The webinar will have three panelists, from Niger, Mali and Burkina Faso that are some of the countries that have been affected by coups in the recent months. We invite the researchers and students at the department of political science to join the webinar and participate, ask questions and learn more about the situation leading to the coup, events during and after the coup. You can share the invitation within your networks as this is part of the Science for All initiative by JYU.
Africa Networks (JYU) - Coup Trends in West Africa

Event information
About the speakers
SidyLamine Bagayoko (He/Him)
SidyLamine Bagayoko attended the Arctic University of Norway, UiT.no, Tromsø in Norway. He is an Associate Professor in Anthropology at the Department of Arts and Humanities at the University of Bamako, Mali. He is currently involving in a Master program in Collaborative Visual Anthropology of which he is the coordinator and the head of the Laboratory -LAVISCOL- Laboratoire Anthropologie Visuelle Collaborative. He has also directed several research films related to education and poverty in Mali.

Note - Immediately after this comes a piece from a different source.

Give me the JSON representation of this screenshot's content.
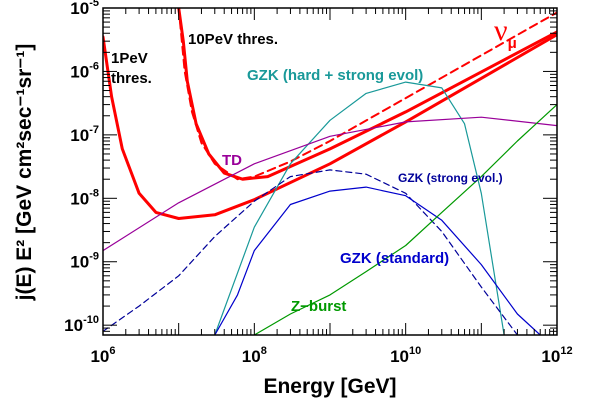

His research focuses on visual anthropology, economic anthropology, environmental anthropology, urban poverty and education in Mali. He is a political analyst for different national and international medias like Africa Radio, Deutsche Welle DW in French, Renouveau TV, RT media in English, etc.
Salimata Nah SOME/TRAORE (She/Her)
PhD student in private law and criminal sciences at the University of Bordeaux, Speaker, certified trainer in digital rights, online security and social networks. She is a lawyer by training with her thesis focusing on corporate social responsibility. Passionate about civic engagement and is an activist in various civil society organizations for development in Burkina Faso and France.
Alhassane A. Najoum (He/Him)
Alhassane holds a PhD from the University of Bayreuth – Germany. After completing his doctoral studies at this University, particularly at the Bayreuth International Graduate School of African Studies – BIGSAS – he returned to Niger to work in some “development institutions” before being employed to the Abdou Moumouni University in Niamey as a lecturer in the Department of Sociology and Anthropology. In addition, he is also a researcher at the Laboratoire d'Étude et de Recherche en Sociologie et Anthropologie – LERSA. His current research focuses on Islam on the university campus where he teaches, the state of feminist ideology and its implications for family structures in Niamey, and the resurgence of coups d’états and their political, economic and social consequences in the Sahel and Niger in particular. He is fluent in foreign languages like German, English and French.